Italie: les agences de notation ne lâchent pas l'os

"C'est une des options possibles", a déclaré à la presse Alessadro Settepani en évoquant la possible dégradation de la note italienne.

Le 16 décembre, Fitch avait indiqué qu'elle envisageait d'abaisser d'ici fin janvier la note de six pays de la zone euro dont l'Italie.

Le 10 janvier, lors d'une conférence organisée à Londres par Fitch, David Riley, chargé de superviser la notation des dettes souveraines au sein de l'agence, avait déjà indiqué qu'il y avait "une chance significative" pour que la note de l'Italie soit abaissée d'ici le 31 janvier, lorsque Fitch aura terminé son examen.

David Riley avait estimé que la situation de l'Italie était "explosive" car elle devait émettre cette année un montant "colossal" de dette.

Fitch avait déjà abaissé la note de l'Italie d'un cran début octobre à "A+".

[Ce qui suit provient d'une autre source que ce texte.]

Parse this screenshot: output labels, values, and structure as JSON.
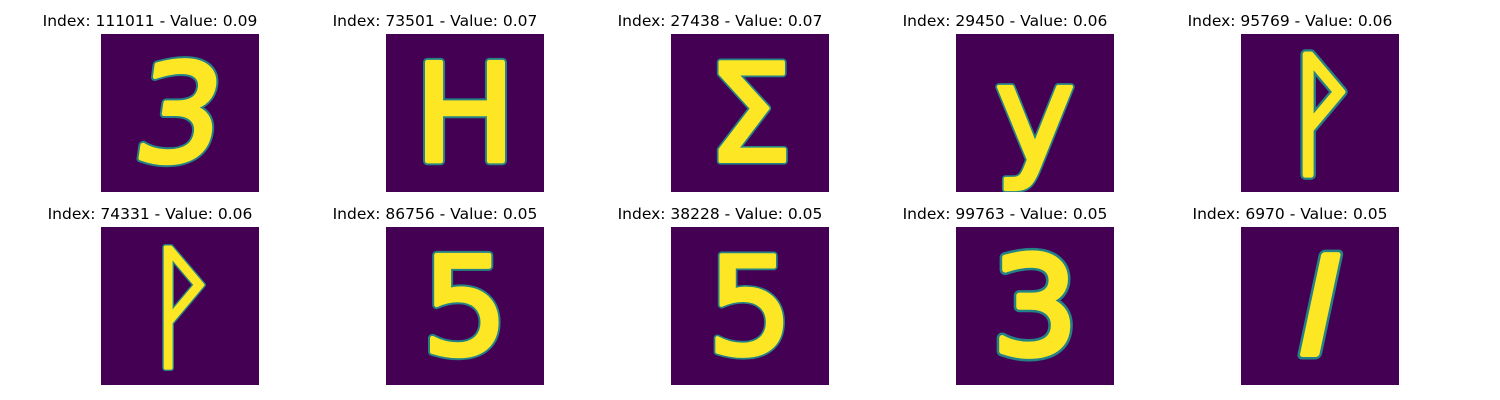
{
  "figure": {
    "background_color": "#440154",
    "stroke_color": "#fde725",
    "edge_color": "#21918c",
    "panels": [
      {
        "title": "Index: 111011 - Value: 0.09",
        "glyph": "3",
        "skew": -8,
        "stroke": 7
      },
      {
        "title": "Index: 73501 - Value: 0.07",
        "glyph": "H",
        "skew": 0,
        "stroke": 7
      },
      {
        "title": "Index: 27438 - Value: 0.07",
        "glyph": "Σ",
        "skew": 0,
        "stroke": 6
      },
      {
        "title": "Index: 29450 - Value: 0.06",
        "glyph": "y",
        "skew": 0,
        "stroke": 6
      },
      {
        "title": "Index: 95769 - Value: 0.06",
        "glyph": "ᚹ",
        "skew": 0,
        "stroke": 8
      },
      {
        "title": "Index: 74331 - Value: 0.06",
        "glyph": "ᚹ",
        "skew": 0,
        "stroke": 5
      },
      {
        "title": "Index: 86756 - Value: 0.05",
        "glyph": "5",
        "skew": 0,
        "stroke": 7
      },
      {
        "title": "Index: 38228 - Value: 0.05",
        "glyph": "5",
        "skew": 0,
        "stroke": 6
      },
      {
        "title": "Index: 99763 - Value: 0.05",
        "glyph": "3",
        "skew": 0,
        "stroke": 9
      },
      {
        "title": "Index: 6970 - Value: 0.05",
        "glyph": "I",
        "skew": -12,
        "stroke": 9
      }
    ]
  }
}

L'Italie inquiète particulièrement les marchés parce qu'elle ploie sous une dette colossale de plus de 1900 milliards d'euros, soit environ 120% de son PIB, et va devoir réaliser le tour de force de lever cette année environ 450 milliards d'euros d'obligations.

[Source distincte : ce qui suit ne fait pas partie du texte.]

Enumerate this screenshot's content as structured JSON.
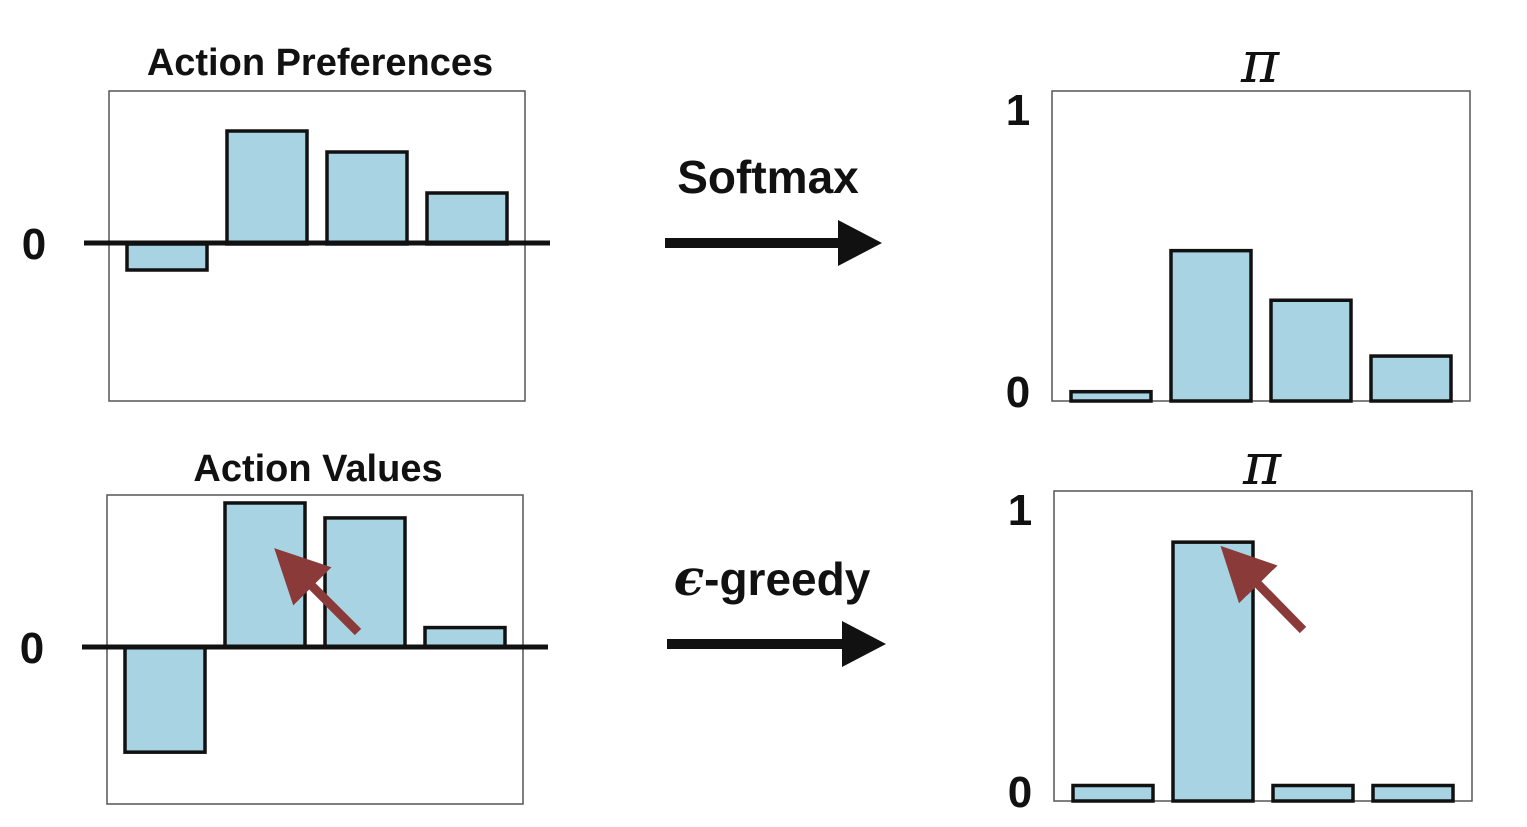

Standard&Poor's poursuit sur sa lancée

Déjà, le 13 janvier, Standard&Poor's avait abaissé la note de la péninsule de deux crans, à BBB+.

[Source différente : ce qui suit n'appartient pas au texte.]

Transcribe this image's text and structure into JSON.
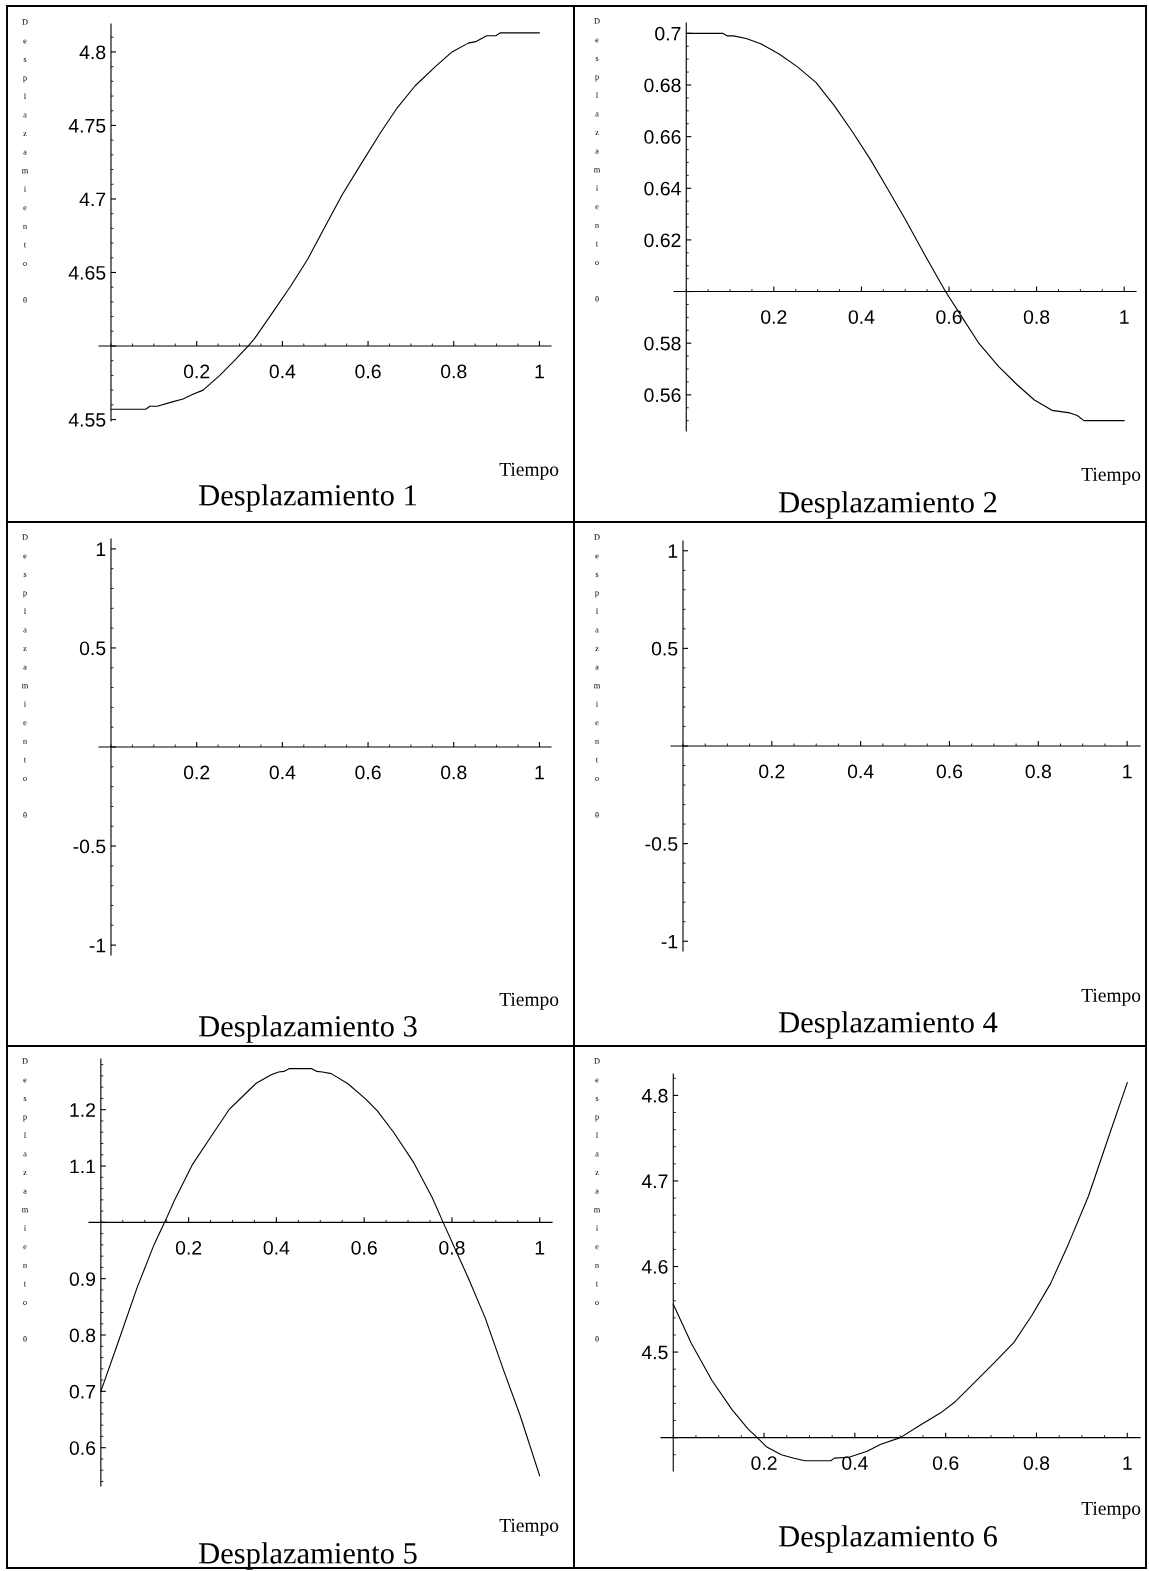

Dans la foulée, la principale agence de notation a abaissé la note de la dette à long terme du groupe pétrolier italien ENI d'un cran à "A" contre "A+" auparavant.

Cette note est assortie d'une perspective négative, ce qui signifie que l'agence pourrait l'abaisser de nouveau à moyen terme.

La note de la dette à court terme du groupe a en revanche été confirmée à "A-1".

La dégradation de la notation d'ENI "suit celle de son actionnaire à 30%, la République d'Italie". Selon l'agence, "le profil de risque d'ENI est désormais moins solide en raison de son exposition à des risques économiques et souverains accrus en Italie".

"Une nouvelle dégradation de l'Italie devrait probablement entraîner une dégradation d'ENI", souligne Standard and Poor's.

Un environnement budgétaire sombre

Selon l'agence, des risques pour le groupe pourraient aussi découler de "l'environnement budgétaire" en Italie, où les plans d'austérité se sont multipliés depuis deux ans, de changements en terme de réglementation "qui pourraient contraindre sa capacité à générer de la trésorerie" et de "pressions" sur ses résultats opérationnels du fait de la dégradation de la conjoncture.

SP a également annoncé l'abaissement de la note de deux autres groupes contrôlés par l'Etat: la Caisse des Dépôts italienne, dont la notation a été abaissée de deux crans à "BBB+" contre "A" auparavant, et la Poste italienne, dont la note a été dégradée d'un cran à "BBB+" contre "A-" précédemment.

L'assureur Generali a également vu sa note abaissée d'un cran à "A+" contre "AA-" auparavant.

Jusqu'à présent, l'Italie comme les autres pays exposés de la zone euro a plutôt bien amorti le choc de la dégradation intervenue vendredi. Sur le marché des obligations d'Etat, la tendance est même à une détente des taux, signe que les nouvelles notations avaient été anticipées par les marchés. Mais la poursuite de la mise sous pression de la Péninsule aura inévitablement des effets sur ses capacités de refinancement, renforçant d'autant les difficultés budgétaires.